Eric Cantona's flair and goals were the decisive influence when Leeds United won the championship two seasons ago, and again when the Mancunian United relieved them of the title last year. This has been un, deux, trois. The Frenchman is back after suspension just in time to tip the balance once more.

All those curmudgeons who tell us that one man does not make a team should have been at Wimbledon last week and seen the difference at Maine Road on Saturday. At Selhurst Park, United had their share of the goalscoring opportunities, but seemed to lack belief and were beaten for want of a decent finish. Against Manchester City, they created two good chances in the first half and had settled the issue by half-time, courtesy of Cantona's steely sangfroid.

The rest of the repertoire - his passing in particular - was a little rusty, Ferguson explaining that he 'needed a game' after that five-match ban, but just as important as the two goals that won the 120th derby, and took his total for the season to 22, was the stimulating effect he had on those around him.

As used to be the case with Bryan Robson, when Captain Marvel was in his pomp, United are twice the team with Cantona there to inspire the rest. In terms of personal performance, he was not United's best player on the day. That distinction belonged to Mark Hughes, who gave a master class in the endangered art of leading the line. But even here, Cantona deserves a share in the credit. The Welsh bull rampages much more freely and effectively when opposing defenders are preoccupied with keeping his partner in check.

That seems certain to be the way of it on Wednesday night, when Howard Wilkinson will be at pains to guard against Cantona causing him further embarrassment. Wilkinson's tactical nous, and the enmity between the two sides, guarantees that Leeds United will be a tougher nut than City were on Saturday.

Brian Horton survived the winter of discontent, and decline, which threatened to send he of the subterranean profile the way of the regime that appointed him, and City have climbed away from the relegation places playing football of a quality which was beyond them just a couple of months ago.

Horton deserves, and has been assured that he will get, the chance to build on a short-term improvement effected at negligible cost.
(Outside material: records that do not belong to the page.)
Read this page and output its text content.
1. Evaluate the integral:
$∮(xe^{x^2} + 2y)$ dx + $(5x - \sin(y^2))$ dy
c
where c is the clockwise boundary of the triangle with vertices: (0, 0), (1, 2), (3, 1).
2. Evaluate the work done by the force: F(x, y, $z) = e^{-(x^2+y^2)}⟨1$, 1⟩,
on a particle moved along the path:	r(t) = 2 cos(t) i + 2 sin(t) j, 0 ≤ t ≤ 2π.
A few new, if somewhat anonymous, faces provided enough of a lift to haul a mediocre team out of danger, but Paul Walsh and the two Germans, Steffen Karl and Uwe Rosler, are no more than stopgaps - not good enough to take City where Francis Lee would have them travel.

Whether Horton is good enough remains to be seen. On Saturday he confused United with a clever deployment, which had Walsh and Rosler attacking from the flanks and no central striker, as such. Left with no one to mark, Steve Bruce and Gary Pallister were duly confused during an opening period when both Rosler and Walsh might have scored.

Unfortunately for those whose moon is eternally blue, City's intelligent disposition of their forwards was in contrast to the selection of their defence. Andrei Kanchelskis has pace to burn and, in his present form, only the fleetest of full-backs can hope to contain him. City have the quickest of them all in Terry Phelan yet, inexplicably, prefer David Brightwell, who was beaten at will by the Ukrainian flier.

Phelan had subdued the gifted Marc Overmars when the Republic of Ireland beat the Netherlands in midweek, but the Maine Road grapevine had it that he then incurred Horton's wrath with a newspaper interview in which he spoke of his intention to 'rattle' Cantona.

United are too good to offer any extra motivation, and Phelan's indiscretion left him without so much as a place among the substitutes. Horton insisted that the selection process had not been influenced by the offending interview, and that he had merely been keeping faith with a team previously unbeaten in seven matches. You pay your admission money and he takes his choice.

This time, whatever the reason, it was the wrong one. Poor Brightwell looks anything but a sprinter's offspring as Kanchelskis burst past him, on to a marvellously incisive pass from Hughes and squared the ball across the face of the six-yard box for Cantona to supply a finish made simple by astute positioning.

Just before half-time it was 2-0, Hughes again spreadeagling the defence for Cantona to run through in the inside-left channel and poke the ball past Andy Dibble's despairing sprawl. Game over. As Horton put it: 'The second goal killed us.'

Rosler might have prised open the coffin, but shot wastefully wide, and a game that was never a classic degenerated into the ritual unpleasantries that mar so many derbies. Cantona squared up to Keith Curle, who indicated that the Gallic charmer had given him the elbow, in the physical sense. The referee let that one go, but then booked the Frenchman for scything down Rosler from behind.

Steve McMahon and Paul Ince then overdid the macho bit, as is their wont, and Roy Keane, who sees yellow more often than a lollipop lady, picked up yet another caution for a late assault on Curle.

It was all handbags at dawn stuff, but a few eyebrows hit the roof when Ferguson spoke afterwards of his team's 'good discipline'. He was on safer ground praising Cantona's composure.

'He's never in a hurry in the maelstrom of Premier League football, and that in itself is something of a miracle. Yes, he does give us a lift. We don't lose many when he's playing.'

United's Glaswegian manager opted not to watch Blackburn Rovers' match against Queen's Park Rangers yesterday, preferring to travel home to Scotland - 'The land of the Master Race'.

'Want to get as far away from football as possible do you, Alex?' ventured the bravest of the brave. Master Race 0, Fourth Estate 1.

Goals: Cantona (40) 1-0; Cantona (45) 2-0.

Manchester United (4-4-2): Schmeichel; Parker, Bruce, Pallister, Irwin; Kanchelskis, Keane, Ince, Sharpe (Giggs, 72); Cantona, Hughes. Substitutes not used: Robson, Walsh (gk).

Manchester City (4-4-2): Dibble; Hill, Curle, Vonk, D Brightwell; Karl (I Brightwell, 57), McMahon, Rocastle, Beagrie; Walsh, Rosler. Substitutes not used: Lomas, Margetson (gk).

Referee: K Morton (Bury St Edmunds).